Mike Openshaw via Texas Tribune on Facebook
Bambi, because most of us wouldn't know where to start with specifics. The Czars, Obamacare, the Porkulus non-jobs bill, the bizarre foreign trips and policies. I can either give your 2 hours of specifics or just say 'I don't like him'.
Ann, treating all people with dignity and understanding doesn't cover Tea Partiers, right?
Autumn, I think you are getting some of the picture. However, you ASSUME the budget decisions will have a neagive outcome. Where I can POINT TO EXAMPLES of what happens when you give in to ever increasing taxes. California (classrooms up to 40 to 1) and New York, both places with fleeing populations.
Some of us endeavor to make this place a bit less of an austin echo chamber; as this survey shows, that is NOT the majority Texas view.
Aldo Merino via Texas Tribune on Facebook
And that same survey shows just how far right the Tea Party/Republican base has gone, even by Texas standards. It may explain matters a bit, but it should also serve as a warning.
I do love some of the specifics listed though. Czars! (Unspecified and unqualified) 'bizarre' foreign trips! Oh, the horror.
And those wonderful simplifications about NY and CA (which, as a standalone state, would be the world's 8th largest economy). Clearly, it must be taxes.
Dennis Boyter
Mr. Openshaw! Where do we begin? I guess the czar canard: perhaps you should do a little fact checking (http://www.factcheck.org/2009/09/czar-search/). Bizarre foreign trips? This is so ridiculous. Perhaps you are a Mitt Romney supporter and missed the Politifact "Pants on Fire" rating. (http://www.politifact.com/truth-o-meter/statements/2011/jun/03/mitt-romney/mitt-romney-says-barack-obama-traveled-around-glob/). Porkulus? The stimulus program was a problem because it was insufficient, due largely to opposition from politicians that deride anything "Obama". There is considerable evidence that many hundred of thousands of jobs were either saved or created. An indisputable fact is the comic pictures of Republican governors and congressman proudly proclaiming new monies for their constituents - all from the reviled stimulus package. Obamacare? Ah, the Frank Luntz talking point. So, you like the current health care procedures in America? For profit insurance companies have your best interest at heart? No problem with that extra thousand dollars a year you pay to cover emergency room care for the uninsured? I too could talk at length about your dislike of President Obama, but it would not require two hours to refute your anemic arguments.
DMedina
Interesting slicing of the data Jim but wonder whether those who are advocating budget cuts would parse a little more carefully? Sure they want cuts but would they prefer that those cuts come primarily from the corporate welfare funds and funding of benefits for non-citizens rather than education and healthcare which seems to be the only areas this legislature is focused on?
Philip Diehl
I recently spoke to a Tea Partier /Christian Rightist who reflexively rejected the possibility that a decade-long rise in temperatures and the extreme weather of recent years might have anything to do with climate change. She was more inclined to think it might be a sign of the end time foretold in Revelations.

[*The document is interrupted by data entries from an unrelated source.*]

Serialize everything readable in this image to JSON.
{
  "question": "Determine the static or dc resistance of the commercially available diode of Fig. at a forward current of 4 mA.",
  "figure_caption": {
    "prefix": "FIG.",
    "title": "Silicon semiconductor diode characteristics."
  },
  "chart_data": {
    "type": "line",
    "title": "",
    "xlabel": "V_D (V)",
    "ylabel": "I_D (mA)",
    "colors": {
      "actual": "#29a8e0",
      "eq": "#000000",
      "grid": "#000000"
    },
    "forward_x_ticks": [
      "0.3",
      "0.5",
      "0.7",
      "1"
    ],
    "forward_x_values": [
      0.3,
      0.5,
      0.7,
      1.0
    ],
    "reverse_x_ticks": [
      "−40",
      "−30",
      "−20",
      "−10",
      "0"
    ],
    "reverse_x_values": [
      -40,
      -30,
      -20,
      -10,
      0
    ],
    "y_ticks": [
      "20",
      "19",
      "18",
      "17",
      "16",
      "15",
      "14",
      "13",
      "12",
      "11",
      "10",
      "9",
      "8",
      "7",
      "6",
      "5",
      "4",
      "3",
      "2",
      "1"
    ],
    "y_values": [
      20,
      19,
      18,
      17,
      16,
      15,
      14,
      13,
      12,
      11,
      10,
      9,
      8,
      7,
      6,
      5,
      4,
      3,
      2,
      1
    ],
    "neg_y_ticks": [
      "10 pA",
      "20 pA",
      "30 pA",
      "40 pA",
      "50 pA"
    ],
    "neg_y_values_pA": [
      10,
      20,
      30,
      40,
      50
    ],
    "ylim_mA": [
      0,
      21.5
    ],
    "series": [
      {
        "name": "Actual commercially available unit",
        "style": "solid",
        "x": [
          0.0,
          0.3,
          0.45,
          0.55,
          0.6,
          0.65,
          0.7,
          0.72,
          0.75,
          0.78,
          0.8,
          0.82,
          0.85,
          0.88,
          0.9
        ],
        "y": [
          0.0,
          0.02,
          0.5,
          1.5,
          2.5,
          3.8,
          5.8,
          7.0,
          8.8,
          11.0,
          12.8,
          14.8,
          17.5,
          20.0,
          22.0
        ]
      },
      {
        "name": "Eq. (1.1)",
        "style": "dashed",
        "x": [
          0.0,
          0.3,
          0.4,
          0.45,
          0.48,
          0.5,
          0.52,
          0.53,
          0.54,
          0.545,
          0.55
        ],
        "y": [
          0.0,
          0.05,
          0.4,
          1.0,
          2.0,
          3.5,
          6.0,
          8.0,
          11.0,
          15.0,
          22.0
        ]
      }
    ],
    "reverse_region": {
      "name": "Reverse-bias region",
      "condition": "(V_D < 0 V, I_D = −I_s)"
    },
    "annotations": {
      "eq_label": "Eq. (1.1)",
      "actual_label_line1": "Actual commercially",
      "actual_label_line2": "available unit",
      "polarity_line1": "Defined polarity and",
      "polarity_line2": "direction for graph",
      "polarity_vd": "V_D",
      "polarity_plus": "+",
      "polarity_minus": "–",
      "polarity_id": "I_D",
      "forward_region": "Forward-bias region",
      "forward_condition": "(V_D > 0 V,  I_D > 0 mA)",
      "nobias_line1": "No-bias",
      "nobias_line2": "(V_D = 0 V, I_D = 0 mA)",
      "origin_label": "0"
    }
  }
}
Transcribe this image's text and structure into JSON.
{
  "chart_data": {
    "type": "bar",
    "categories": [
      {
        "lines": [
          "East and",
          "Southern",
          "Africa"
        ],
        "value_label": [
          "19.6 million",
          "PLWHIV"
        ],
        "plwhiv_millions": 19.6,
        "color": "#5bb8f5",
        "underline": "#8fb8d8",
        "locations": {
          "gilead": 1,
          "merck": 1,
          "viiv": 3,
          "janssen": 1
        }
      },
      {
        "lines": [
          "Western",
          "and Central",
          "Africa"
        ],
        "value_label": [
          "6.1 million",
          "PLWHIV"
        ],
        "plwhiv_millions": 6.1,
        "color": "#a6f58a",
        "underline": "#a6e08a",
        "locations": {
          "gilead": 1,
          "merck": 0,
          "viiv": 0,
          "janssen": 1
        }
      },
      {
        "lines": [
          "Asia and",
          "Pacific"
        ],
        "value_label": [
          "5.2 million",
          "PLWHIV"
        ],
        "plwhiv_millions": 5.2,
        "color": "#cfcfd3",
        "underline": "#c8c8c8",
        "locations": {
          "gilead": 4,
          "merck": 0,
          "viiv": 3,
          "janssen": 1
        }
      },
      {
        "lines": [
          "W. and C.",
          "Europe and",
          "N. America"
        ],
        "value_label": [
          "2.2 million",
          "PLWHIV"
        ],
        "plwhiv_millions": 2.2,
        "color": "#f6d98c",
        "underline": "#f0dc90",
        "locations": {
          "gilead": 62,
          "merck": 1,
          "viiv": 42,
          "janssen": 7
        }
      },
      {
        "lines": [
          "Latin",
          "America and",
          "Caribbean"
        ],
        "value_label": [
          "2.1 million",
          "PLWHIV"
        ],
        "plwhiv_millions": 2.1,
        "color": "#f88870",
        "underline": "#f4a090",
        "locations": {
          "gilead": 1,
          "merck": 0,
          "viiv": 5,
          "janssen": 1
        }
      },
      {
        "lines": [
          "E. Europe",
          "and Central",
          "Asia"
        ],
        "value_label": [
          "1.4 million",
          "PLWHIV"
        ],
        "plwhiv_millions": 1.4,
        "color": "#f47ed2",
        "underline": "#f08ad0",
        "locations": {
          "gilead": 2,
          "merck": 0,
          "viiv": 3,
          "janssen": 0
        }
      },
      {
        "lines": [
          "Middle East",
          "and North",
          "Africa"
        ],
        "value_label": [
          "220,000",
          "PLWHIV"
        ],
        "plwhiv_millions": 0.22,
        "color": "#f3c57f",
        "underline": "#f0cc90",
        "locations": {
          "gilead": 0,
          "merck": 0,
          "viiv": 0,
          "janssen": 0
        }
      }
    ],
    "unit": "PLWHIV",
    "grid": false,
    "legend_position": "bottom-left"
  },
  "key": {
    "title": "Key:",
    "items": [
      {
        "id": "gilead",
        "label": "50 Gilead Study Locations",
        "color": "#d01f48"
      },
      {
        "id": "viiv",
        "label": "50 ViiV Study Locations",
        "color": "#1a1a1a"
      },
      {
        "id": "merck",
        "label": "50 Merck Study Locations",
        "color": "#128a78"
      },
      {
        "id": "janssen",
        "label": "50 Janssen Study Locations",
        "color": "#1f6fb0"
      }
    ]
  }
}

Who can have any reasonable expectation that these folks will connect the dots when they (and we) face the consequences of their policy choices? Stagnating middle class income growth, dramatic increases in income disparities, deteriorating public schools and public health, are some of the consequences of 30 years of their tax-cutting, starve-the-beast policies, but who among these ideologues is facing up to those hard facts? Then there's the maddening recent example of their incapacity to see the real causes of the 2008 financial meltdown and to blame it on big government and big taxes.
No, when the sh#t hits the fan, they'll be convinced it's somebody else's sh#t.